Já no café da manhã Alckmin chamou Lula de "abusado" por ter recebido Quércia no Planalto para propor uma aliança ao PMDB. Estivesse levando mais a sério a necessidade de separar, até onde for possível, o candidato e o presidente, Lula teria passado sem essa. O Alvorada também é um espaço público, mas como FH fazia ali suas articulações eleitorais, os tucanos não devem achar errado. Em Manaus foi Lula quem provocou, desafiando a oposição a mostrar cenas das CPIs na campanha. "Não tem problema", disse Lula. Alckmin rebateu chamando-o de cínico: "Como dizer que corrupção não tem problema?". E aproveitou para acusar o governo de praticar uma farra fiscal e cambial. O ministro Mantega entrou na roda dizendo que isso ocorreu no governo FH. Lula terminou o dia falando de políticos que só sabem xingar e precisam aprender a perder, como ele no passado. Subiu no salto alto, embora pregue o contrário.

Abrucio acha que a oposição tem mais a perder, ou menos a ganhar, com esse tipo de campanha.

- Essa é uma conduta inútil, até nociva ao país. Se em vez de três CPIs a oposição tivesse transferido parte da investigação ao Ministério Público e se esforçado para aprovar reformas - eleitoral, penal etc. - hoje poderia apresentar-se como reformadora, não como denunciadora. Os tucanos vivem dizendo que Lula não é estadista mas o Alckmin, que tem muitas virtudes, precisa mostrar que o é ainda na campanha. Devia evitar o bate-boca e chamar o debate das questões que importam, como a reforma da Previdência.

Para Abrucio, se o ensaio de ontem ditar o padrão da campanha, o eleito chegará lanhado e fraco à vitória, seja ele quem for. A seu ver, as hipóteses de resultado hoje plausíveis são três: vitória de Lula no primeiro turno; vitória apertada de Lula no segundo turno e vitória de Alckmin, apertada, no segundo turno. Em todas as situações, o eleito terá imensas dificuldades para governar e se sustentar no Congresso, equacionar as reformas necessárias e levar o país ao crescimento sustentável. Daí seu apoio à pregação do senador Jefferson Peres por algum tipo de pacto após o pleito.
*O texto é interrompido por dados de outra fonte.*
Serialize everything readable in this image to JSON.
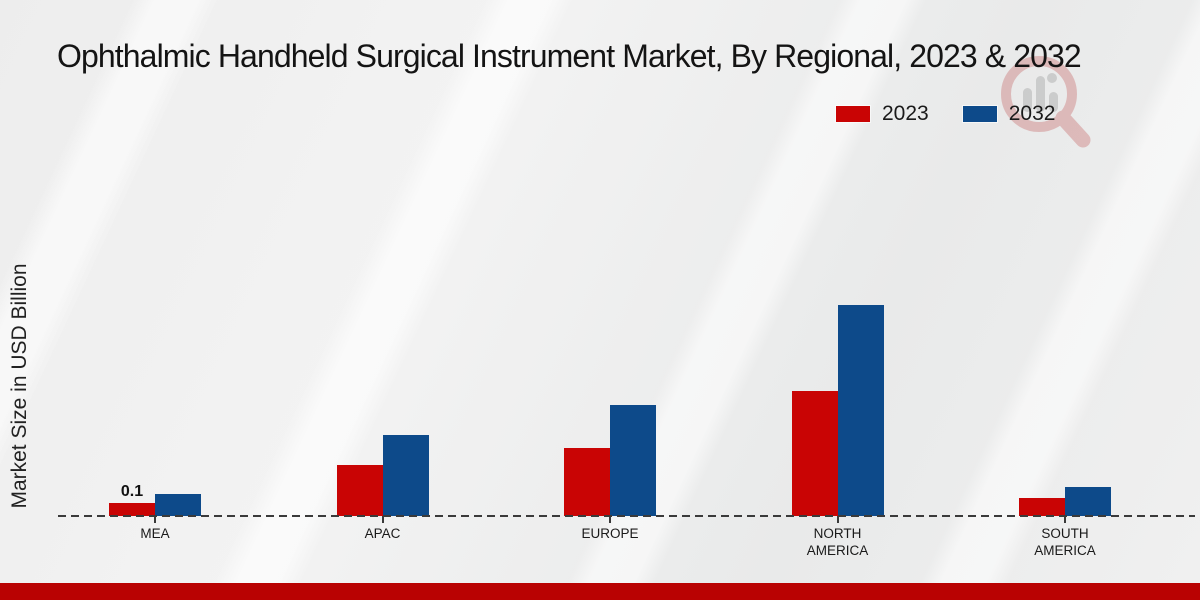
{
  "page": {
    "background_color": "#efefef",
    "bottom_bar_color": "#b90202"
  },
  "header": {
    "title": "Ophthalmic Handheld Surgical Instrument Market, By Regional, 2023 & 2032"
  },
  "watermark": {
    "icon": "magnifier-bar-chart-logo",
    "ring_color": "#c76a6a",
    "bars_color": "#9b9b9b"
  },
  "legend": {
    "items": [
      {
        "label": "2023",
        "color": "#c90404"
      },
      {
        "label": "2032",
        "color": "#0d4a8a"
      }
    ]
  },
  "chart_data": {
    "type": "bar",
    "title": "Ophthalmic Handheld Surgical Instrument Market, By Regional, 2023 & 2032",
    "xlabel": "",
    "ylabel": "Market Size in USD Billion",
    "categories": [
      "MEA",
      "APAC",
      "EUROPE",
      "NORTH AMERICA",
      "SOUTH AMERICA"
    ],
    "category_display": [
      "MEA",
      "APAC",
      "EUROPE",
      "NORTH\nAMERICA",
      "SOUTH\nAMERICA"
    ],
    "series": [
      {
        "name": "2023",
        "color": "#c90404",
        "values": [
          0.1,
          0.39,
          0.52,
          0.96,
          0.14
        ]
      },
      {
        "name": "2032",
        "color": "#0d4a8a",
        "values": [
          0.17,
          0.62,
          0.85,
          1.62,
          0.22
        ]
      }
    ],
    "annotations": [
      {
        "category_index": 0,
        "series_index": 0,
        "text": "0.1"
      }
    ],
    "ylim": [
      0,
      1.8
    ],
    "grid": false,
    "axis_line_style": "dashed",
    "legend_position": "top-right"
  }
}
A beligerância ajuda Lula, diz Abrucio. A conduta encarniçada dos partidos da oposição e do governo durante a crise ajudou a firmar na população a idéia de que os políticos são todos iguais, o que absolutamente não é verdade. Se a campanha seguir esse tom, reforçará ainda mais essa percepção. Acreditando que todos são iguais, os mais pobres votarão pensando apenas nos ganhos que tiveram com o governo Lula. Os que ganham até cinco salários-mínimos, lembra ele, são 73% da população.